3e dimanche de Pâques
- Frédéric Kienen
- il y a 7 jours
- 4 min de lecture
Évangile selon saint Jean 21, 1-19
4 mai 2025

Chers Frères et Sœurs,
Le Christ est ressuscité ! Alléluia, alléluia ! Il est vraiment ressuscité ! Alléluia, alléluia ! Et cette Bonne Nouvelle ne concerne pas seulement Jésus, mais chacun de nous. Car si Jésus est vivant, cela veut dire qu’il continue aujourd’hui à rejoindre nos vies, à les relever, à les illuminer, à leur donner sens.Il ressuscite nos vies en y apportant la joie pascale — une joie profonde, qui ne dépend pas des circonstances, mais bien d’une présence : celle du Vivant. Et cette transformation, il nous l’offre en nous adressant une parole simple mais décisive : « Suis-moi ! » Mais que signifie suivre le Christ ressuscité ? Et comment cela apporte-t-il la joie pascale, cette joie profonde, indéracinable, même au milieu des épreuves ?
Dans les Actes des Apôtres, nous voyons Pierre et les autres apôtres confrontés au refus et à la violence du monde. Ils ont été arrêtés, menacés, battus, parce qu’ils annoncent la résurrection de Jésus. Pourtant, le texte nous dit quelque chose de presque déroutant : « Ils repartirent tout joyeux d’avoir été jugés dignes de subir des humiliations pour le nom de Jésus. » Une réaction qui ne peut que nous interpeler et nous questionner… Mais quelle est donc cette joie qui naît au cœur même de la persécution ? Prenons un peu de recul et d’objectivité : ce que vive les apôtres n’exprime pas une joie superficielle. De même, en regard du résultat – les coups et les brimades – cette joie n’est pas non plus le fruit de l’orgueil… de l’orgueil spirituel. Non ! Cette joie est plus profonde et sincère, capable de toucher entièrement et totalement l’être de chacun (corps, âme et esprit). Cette joie, c’est la joie pascale : celle qui vient d’une vie unie au Christ, offerte à sa mission, et remplie de sa force. La joie pascale, c’est la réponse des apôtres qui ont entendu l’appel du Ressuscité : « Suis-moi » — et ils y ont répondu avec fidélité, avec courage. Toutefois, cette fidélité et ce courage ne sont pas immédiats ni automatiques. Ils passent souvent par des détours, des échecs, des recommencements. C’est ce que nous montre magnifiquement l’Évangile de Jean. Dès lors, revoyons ensemble cette scène.

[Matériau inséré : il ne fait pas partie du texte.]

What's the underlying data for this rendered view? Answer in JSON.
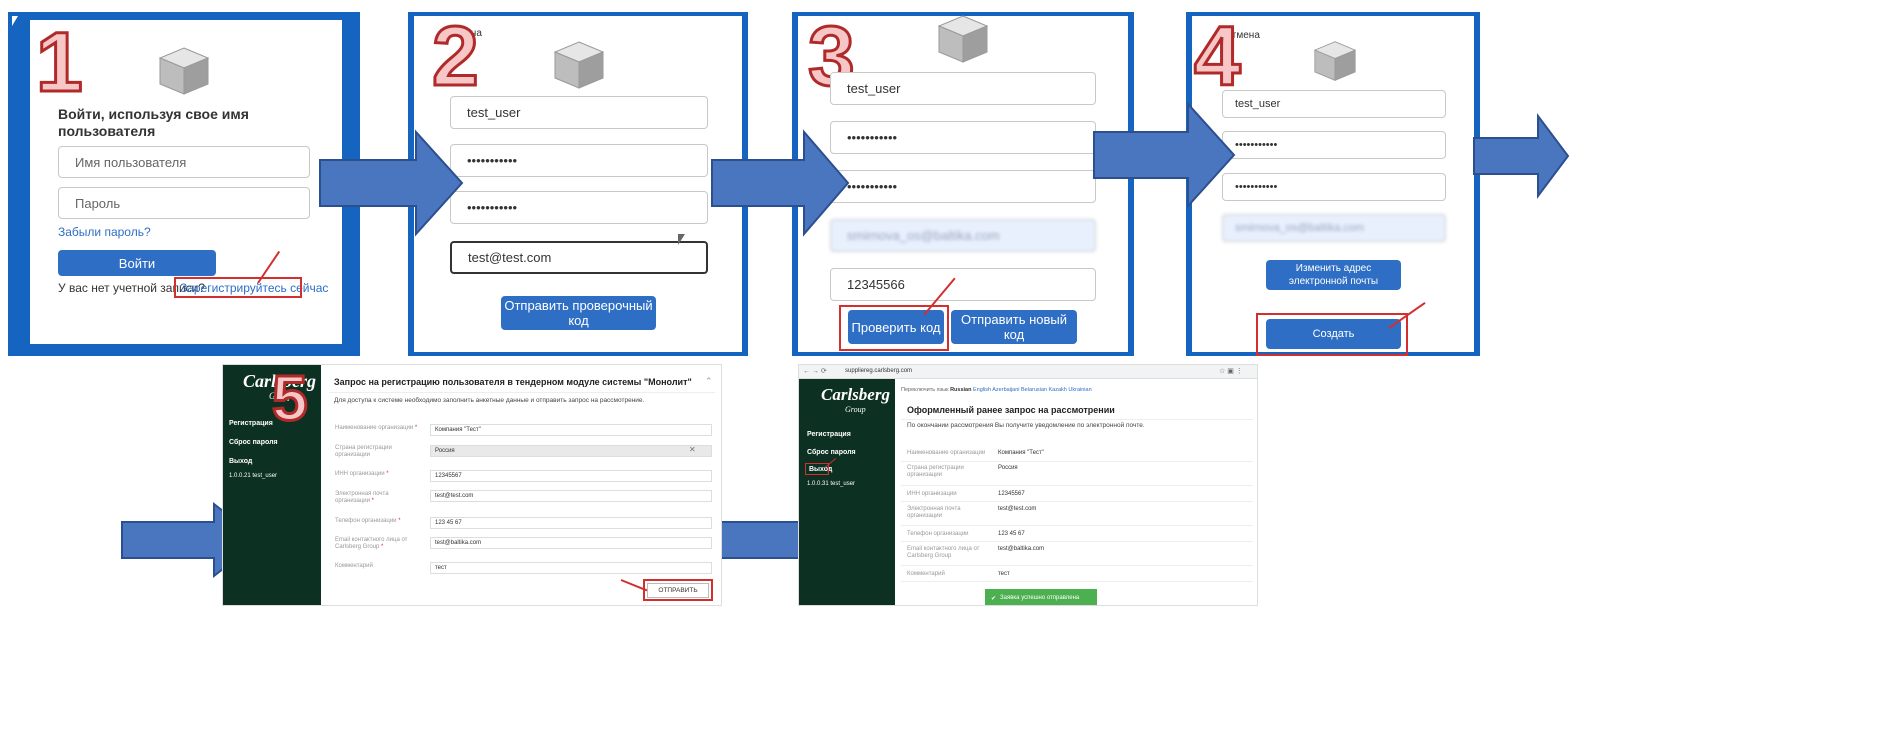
{
  "steps": {
    "n1": "1",
    "n2": "2",
    "n3": "3",
    "n4": "4",
    "n5": "5"
  },
  "panel1": {
    "title": "Войти, используя свое имя пользователя",
    "username_placeholder": "Имя пользователя",
    "password_placeholder": "Пароль",
    "forgot_link": "Забыли пароль?",
    "login_button": "Войти",
    "no_account": "У вас нет учетной записи?",
    "register_link": "Зарегистрируйтесь сейчас"
  },
  "panel2": {
    "cancel": "Отмена",
    "username": "test_user",
    "password": "•••••••••••",
    "password_repeat": "•••••••••••",
    "email": "test@test.com",
    "send_code_button": "Отправить проверочный код"
  },
  "panel3": {
    "username": "test_user",
    "password": "•••••••••••",
    "password_repeat": "•••••••••••",
    "email_blurred": "smirnova_os@baltika.com",
    "code": "12345566",
    "verify_button": "Проверить код",
    "resend_button": "Отправить новый код"
  },
  "panel4": {
    "cancel": "Отмена",
    "username": "test_user",
    "password": "•••••••••••",
    "password_repeat": "•••••••••••",
    "email_blurred": "smirnova_os@baltika.com",
    "change_email_button": "Изменить адрес электронной почты",
    "create_button": "Создать"
  },
  "panel5": {
    "logo": "Carlsberg",
    "logo_sub": "Group",
    "sidebar": [
      "Регистрация",
      "Сброс пароля",
      "Выход"
    ],
    "version": "1.0.0.21 test_user",
    "title": "Запрос на регистрацию пользователя в тендерном модуле системы \"Монолит\"",
    "subtitle": "Для доступа к системе необходимо заполнить анкетные данные и отправить запрос на рассмотрение.",
    "fields": [
      {
        "label": "Наименование организации",
        "req": "*",
        "value": "Компания \"Тест\""
      },
      {
        "label": "Страна регистрации организации",
        "req": "",
        "value": "Россия"
      },
      {
        "label": "ИНН организации",
        "req": "*",
        "value": "12345567"
      },
      {
        "label": "Электронная почта организации",
        "req": "*",
        "value": "test@test.com"
      },
      {
        "label": "Телефон организации",
        "req": "*",
        "value": "123 45 67"
      },
      {
        "label": "Email контактного лица от Carlsberg Group",
        "req": "*",
        "value": "test@baltika.com"
      },
      {
        "label": "Комментарий",
        "req": "",
        "value": "тест"
      }
    ],
    "submit_button": "ОТПРАВИТЬ"
  },
  "panel6": {
    "url": "suppliereg.carlsberg.com",
    "lang_prefix": "Переключить язык",
    "lang_active": "Russian",
    "langs": "English Azerbaijani Belarusian Kazakh Ukrainian",
    "logo": "Carlsberg",
    "logo_sub": "Group",
    "sidebar": [
      "Регистрация",
      "Сброс пароля",
      "Выход"
    ],
    "version": "1.0.0.31 test_user",
    "title": "Оформленный ранее запрос на рассмотрении",
    "subtitle": "По окончании рассмотрения Вы получите уведомление по электронной почте.",
    "fields": [
      {
        "label": "Наименование организации",
        "value": "Компания \"Тест\""
      },
      {
        "label": "Страна регистрации организации",
        "value": "Россия"
      },
      {
        "label": "ИНН организации",
        "value": "12345567"
      },
      {
        "label": "Электронная почта организации",
        "value": "test@test.com"
      },
      {
        "label": "Телефон организации",
        "value": "123 45 67"
      },
      {
        "label": "Email контактного лица от Carlsberg Group",
        "value": "test@baltika.com"
      },
      {
        "label": "Комментарий",
        "value": "тест"
      }
    ],
    "toast": "Заявка успешно отправлена"
  },
  "colors": {
    "primary": "#2e6ec5",
    "panel_blue": "#1565c0",
    "arrow": "#4a76c0",
    "accent_red": "#d32f2f",
    "sidebar_green": "#0c3021"
  }
}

Les disciples sont retournés à la pêche, comme s’ils tentaient de reprendre leur ancienne vie, après les événements bouleversants de la Passion. Mais sans Jésus, cela ne donne rien… « cette nuit-là, ils ne prirent rien ». Le fruit de leurs efforts est stérile. Et c’est dans ce moment de vide que le Ressuscité les rejoint, sans bruit, au petit matin. Il se tient sur le rivage. Il les interpelle, les guide, leur fait faire le bon geste, et voilà que les filets débordent. Et surtout, Jésus les attend avec un feu allumé, un repas préparé. Il les rassemble. Il les nourrit. Comme autrefois, au soir du Jeudi saint, il se fait serviteur. Mais cette scène paisible cache un cœur bouleversé : celui de Pierre.
Car c’est là que se joue une des scènes les plus poignantes de cet Évangile. Jésus prend Pierre à part, et lui pose trois fois la même question : « M’aimes-tu ? » Ce triple appel qui fait douloureusement écho aux trois reniements de Pierre dans la nuit de la Passion. Mais Jésus ne revient pas sur la faute pour l’accuser : il revient pour la guérir en invitant Pierre à un chemin de vérité et de réconciliation. Et ce dialogue, si simple en apparence, est en réalité très profond car, en grec, les mots employés sont différents en fonction du sens. En effet, la première fois quand Jésus dit : « M’aimes-tu (agapas-me) », il parle d’un amour total, infini et inconditionnel. Or Pierre, humble et contrit après sa chute, estime ne peut plus pouvoir prétendre à un amour parfait ; d’où il lui répond : « Seigneur, tu sais que je t’aime (philô-se) », dans le sens d’un amour d’amitié. Puis, la deuxième fois, dans le même sens que la première, Jésus répète : « M’aimes-tu (agapas-me) ? » Et Pierre, toujours réaliste, reprend : « Je t’aime (philô-se) ». Puis, comme un basculement, la troisième fois, Jésus descend au niveau de Pierre : « M’aimes-tu (philêis-me) », compris cette fois-ci dans cet amour d’amitié. Alors Pierre est bouleversé parce qu’il comprend que Jésus accueille son amour tel qu’il est, à sa mesure. Jésus ne lui demande pas plus que ce que Pierre ne peut donner, mais il lui fait confiance quand même car il sait que Pierre est enfin prêt à être élevé par lui. Et c’est dans cette compréhension mutuelle que Pierre répond enfin avec tout son cœur : « Seigneur, tu sais tout, tu sais bien que je t’aime », c’est-à-dire de son amour humain et imparfait et pourtant relié et élevé par cet Amour total et infini, cet agapè du Christ ressuscité.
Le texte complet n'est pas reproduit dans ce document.